= Angolanidade =

National identity of Angola

Angolanidade (lit. 'Angolanness' or 'Angolanity') is the national identity of Angola. It can also be described as Angolan cultural patriotism. Much of what is today considered angolanidade was created by Angolan intellectuals as a conscious effort to highlight an idealized vision for what it means to be Angolan.

== History ==
Angolanidade began to develop in the 1940s and '50s, when black Angolans started to differentiate themselves from white settlers by embracing and reclaiming aspects of traditional African culture. Angolanidade adopted some aspects of négritude, a cultural ideology developed by francophone African intellectuals that emphasized the distinctness of African cultural output. The ideas espoused by the négritude movement were adapted to Angolan culture by Angolan intellectuals, such as poet Viriato da Cruz. Da Cruz codified the concept of angolanidade in 1948 as a literary movement with the slogan "Let's Discover Angola!," supported by publication of the journal "A Mensagem." Writers within the movement, including Agostinho Neto, later to be Angola's first president, identified and highlighted the culture of Angolan musseques, or shanty towns, as a direct counterpoint to the colonial government's perspective that such places were squalid and full of crime. Though the literary movement had largely declined by the 1960s, its cultural influence remained.

By the time of the Angolan War of Independence, from 1961 to 1974, embracing angolanidade and declaring cultural autonomy became a way of pushing back against the oppression of colonialism.

== Cultural aspects ==
Writing, dance, music, and fashion are major aspects of how angolanidade is created, perpetuated, and expressed.

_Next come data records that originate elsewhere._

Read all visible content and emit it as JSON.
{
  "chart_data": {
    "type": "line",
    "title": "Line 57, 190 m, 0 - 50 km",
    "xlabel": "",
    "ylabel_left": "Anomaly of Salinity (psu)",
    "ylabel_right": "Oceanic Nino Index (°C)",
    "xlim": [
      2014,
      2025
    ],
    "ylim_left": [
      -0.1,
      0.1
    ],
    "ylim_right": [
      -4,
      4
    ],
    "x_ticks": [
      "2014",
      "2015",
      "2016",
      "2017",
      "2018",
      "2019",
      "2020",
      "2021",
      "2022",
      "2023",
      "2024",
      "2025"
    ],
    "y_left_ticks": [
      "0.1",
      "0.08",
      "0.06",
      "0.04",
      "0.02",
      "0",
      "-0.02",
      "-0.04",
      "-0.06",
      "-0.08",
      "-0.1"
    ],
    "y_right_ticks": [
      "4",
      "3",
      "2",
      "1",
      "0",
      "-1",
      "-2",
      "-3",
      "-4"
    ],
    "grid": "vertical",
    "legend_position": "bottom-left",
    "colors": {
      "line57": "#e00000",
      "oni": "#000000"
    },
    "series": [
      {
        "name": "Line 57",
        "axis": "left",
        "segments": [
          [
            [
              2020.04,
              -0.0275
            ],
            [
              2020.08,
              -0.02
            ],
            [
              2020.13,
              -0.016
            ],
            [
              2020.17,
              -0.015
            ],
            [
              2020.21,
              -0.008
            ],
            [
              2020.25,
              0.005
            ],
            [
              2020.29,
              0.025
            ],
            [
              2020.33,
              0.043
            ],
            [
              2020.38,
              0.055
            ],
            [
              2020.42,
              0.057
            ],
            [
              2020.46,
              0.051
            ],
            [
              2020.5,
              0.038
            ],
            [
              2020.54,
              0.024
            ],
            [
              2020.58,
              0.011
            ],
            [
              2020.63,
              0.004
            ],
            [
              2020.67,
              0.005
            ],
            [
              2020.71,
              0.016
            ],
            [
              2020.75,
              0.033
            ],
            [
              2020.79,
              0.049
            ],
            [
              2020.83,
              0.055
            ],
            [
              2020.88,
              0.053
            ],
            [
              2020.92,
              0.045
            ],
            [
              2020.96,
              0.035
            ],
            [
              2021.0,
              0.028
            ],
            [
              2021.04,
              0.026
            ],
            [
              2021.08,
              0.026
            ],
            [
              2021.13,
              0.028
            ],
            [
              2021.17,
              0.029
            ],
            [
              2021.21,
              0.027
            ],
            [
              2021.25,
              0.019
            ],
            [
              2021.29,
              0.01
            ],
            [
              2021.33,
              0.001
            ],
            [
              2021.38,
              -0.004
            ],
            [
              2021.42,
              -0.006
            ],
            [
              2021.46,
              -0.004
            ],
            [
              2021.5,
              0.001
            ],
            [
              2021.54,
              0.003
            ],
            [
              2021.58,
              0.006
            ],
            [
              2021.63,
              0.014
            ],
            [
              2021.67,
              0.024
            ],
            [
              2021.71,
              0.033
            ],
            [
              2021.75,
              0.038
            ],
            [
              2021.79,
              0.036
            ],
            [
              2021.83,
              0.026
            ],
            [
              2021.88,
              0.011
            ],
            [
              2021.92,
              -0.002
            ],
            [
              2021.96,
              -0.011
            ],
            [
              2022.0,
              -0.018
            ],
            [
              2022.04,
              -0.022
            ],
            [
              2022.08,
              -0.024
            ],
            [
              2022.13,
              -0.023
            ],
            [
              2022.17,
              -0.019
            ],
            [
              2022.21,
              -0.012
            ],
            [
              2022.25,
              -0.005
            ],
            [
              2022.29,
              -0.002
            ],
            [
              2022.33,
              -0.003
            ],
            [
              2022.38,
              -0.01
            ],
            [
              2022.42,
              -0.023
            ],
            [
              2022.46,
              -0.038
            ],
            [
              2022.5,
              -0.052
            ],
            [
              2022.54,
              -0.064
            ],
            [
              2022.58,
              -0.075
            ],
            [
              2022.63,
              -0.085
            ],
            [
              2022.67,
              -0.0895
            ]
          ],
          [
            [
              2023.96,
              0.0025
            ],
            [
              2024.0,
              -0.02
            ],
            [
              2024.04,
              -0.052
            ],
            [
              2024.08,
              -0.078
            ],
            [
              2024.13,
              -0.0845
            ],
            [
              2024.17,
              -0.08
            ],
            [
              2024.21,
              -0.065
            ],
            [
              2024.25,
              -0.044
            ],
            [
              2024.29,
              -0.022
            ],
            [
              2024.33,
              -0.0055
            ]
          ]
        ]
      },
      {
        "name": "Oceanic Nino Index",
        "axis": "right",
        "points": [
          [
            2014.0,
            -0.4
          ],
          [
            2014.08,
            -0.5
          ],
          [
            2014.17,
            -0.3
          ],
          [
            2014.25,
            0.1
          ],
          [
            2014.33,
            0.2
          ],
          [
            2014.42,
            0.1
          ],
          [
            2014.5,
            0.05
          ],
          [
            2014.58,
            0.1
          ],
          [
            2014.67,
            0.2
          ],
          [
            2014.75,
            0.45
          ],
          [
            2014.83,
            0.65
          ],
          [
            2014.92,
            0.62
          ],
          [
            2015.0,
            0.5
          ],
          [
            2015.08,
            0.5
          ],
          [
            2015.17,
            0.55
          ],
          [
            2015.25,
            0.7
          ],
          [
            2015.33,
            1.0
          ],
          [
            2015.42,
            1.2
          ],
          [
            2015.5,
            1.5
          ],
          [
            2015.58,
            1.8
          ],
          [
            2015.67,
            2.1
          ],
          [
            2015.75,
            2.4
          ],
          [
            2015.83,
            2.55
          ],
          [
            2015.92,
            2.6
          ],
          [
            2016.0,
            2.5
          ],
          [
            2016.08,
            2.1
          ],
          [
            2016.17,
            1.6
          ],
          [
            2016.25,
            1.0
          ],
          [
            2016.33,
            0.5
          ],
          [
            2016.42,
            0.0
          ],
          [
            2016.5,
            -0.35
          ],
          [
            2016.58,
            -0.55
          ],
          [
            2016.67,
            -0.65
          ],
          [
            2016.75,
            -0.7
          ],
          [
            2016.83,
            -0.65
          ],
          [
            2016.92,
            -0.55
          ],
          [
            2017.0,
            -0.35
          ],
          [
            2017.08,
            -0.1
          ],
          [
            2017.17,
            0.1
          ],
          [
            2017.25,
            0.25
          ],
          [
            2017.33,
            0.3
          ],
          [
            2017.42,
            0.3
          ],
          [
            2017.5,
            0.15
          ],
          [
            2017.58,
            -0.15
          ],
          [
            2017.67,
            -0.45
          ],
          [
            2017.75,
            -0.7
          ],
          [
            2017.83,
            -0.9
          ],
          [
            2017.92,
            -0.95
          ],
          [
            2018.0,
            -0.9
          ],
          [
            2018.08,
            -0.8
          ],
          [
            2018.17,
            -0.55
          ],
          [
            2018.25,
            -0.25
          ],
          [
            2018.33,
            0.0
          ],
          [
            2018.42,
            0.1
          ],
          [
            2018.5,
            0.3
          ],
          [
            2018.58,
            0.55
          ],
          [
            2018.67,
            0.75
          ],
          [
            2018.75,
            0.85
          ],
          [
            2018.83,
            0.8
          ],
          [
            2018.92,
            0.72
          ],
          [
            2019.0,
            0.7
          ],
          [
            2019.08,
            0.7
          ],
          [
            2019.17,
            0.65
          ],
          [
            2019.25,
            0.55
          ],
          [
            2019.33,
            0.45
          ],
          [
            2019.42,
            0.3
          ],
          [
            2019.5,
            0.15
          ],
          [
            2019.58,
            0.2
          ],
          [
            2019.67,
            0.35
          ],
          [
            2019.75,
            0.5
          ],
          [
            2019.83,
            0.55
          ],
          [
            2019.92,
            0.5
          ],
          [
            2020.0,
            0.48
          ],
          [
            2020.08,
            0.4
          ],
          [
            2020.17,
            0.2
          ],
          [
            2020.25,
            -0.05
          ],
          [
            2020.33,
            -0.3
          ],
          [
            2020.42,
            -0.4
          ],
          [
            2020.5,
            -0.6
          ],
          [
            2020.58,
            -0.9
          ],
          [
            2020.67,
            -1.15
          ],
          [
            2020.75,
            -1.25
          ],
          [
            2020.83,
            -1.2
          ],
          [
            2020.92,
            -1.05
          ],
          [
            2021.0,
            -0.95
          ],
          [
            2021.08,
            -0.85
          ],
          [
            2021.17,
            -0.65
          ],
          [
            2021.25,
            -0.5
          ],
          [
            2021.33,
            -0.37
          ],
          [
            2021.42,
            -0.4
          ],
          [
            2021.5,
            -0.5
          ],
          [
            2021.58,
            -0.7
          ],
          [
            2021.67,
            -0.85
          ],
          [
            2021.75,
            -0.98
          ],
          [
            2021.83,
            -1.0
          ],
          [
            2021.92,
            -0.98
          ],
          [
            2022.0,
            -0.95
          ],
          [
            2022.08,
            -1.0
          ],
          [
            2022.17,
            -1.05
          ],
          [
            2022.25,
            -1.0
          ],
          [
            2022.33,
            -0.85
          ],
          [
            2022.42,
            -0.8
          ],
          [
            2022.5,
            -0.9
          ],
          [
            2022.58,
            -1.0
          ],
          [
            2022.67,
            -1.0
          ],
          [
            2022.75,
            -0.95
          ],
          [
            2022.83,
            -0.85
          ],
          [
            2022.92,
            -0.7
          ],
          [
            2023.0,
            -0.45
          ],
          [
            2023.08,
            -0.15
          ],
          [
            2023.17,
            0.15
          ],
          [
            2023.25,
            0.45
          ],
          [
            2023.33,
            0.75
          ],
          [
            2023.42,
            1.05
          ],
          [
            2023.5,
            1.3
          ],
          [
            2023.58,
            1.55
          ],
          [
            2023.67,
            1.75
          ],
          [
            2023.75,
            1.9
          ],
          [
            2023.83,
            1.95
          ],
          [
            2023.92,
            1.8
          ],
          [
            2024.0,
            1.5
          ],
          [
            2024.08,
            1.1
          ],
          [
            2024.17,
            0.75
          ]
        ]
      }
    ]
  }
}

Especially in the capital of Luanda, which was historically associated with white colonial settlers, black Angolans were encouraged to wear traditional dress as a form of cultural distinction and to build a sense of nationalism among the people. Opting to wear traditional clothing also indicated a refusal to assimilate and therefore lose one's culture in the face of colonialism.

=== Music and dance ===
Music and dance are central to the expression of angolanidade. Historian Marissa Moorman argues that it is "in and through popular urban music, produced overwhelmingly in Luanda's musseques, that Angolan men and women forged the nation." Angolan music began to be explicitly political in the 1950s, drawing from and supporting the budding Angolan liberation movements that were starting to take root. A number of members of Angolan bands were members of the MPLA, and their political experiences informed their music, which in turn influenced the politics of their audiences. In choosing to use local instruments and national languages - primarily Kimbundu and Umbundu - in their music, Angolan musicians rejected assimilation and reinforced the concept of angolanidade.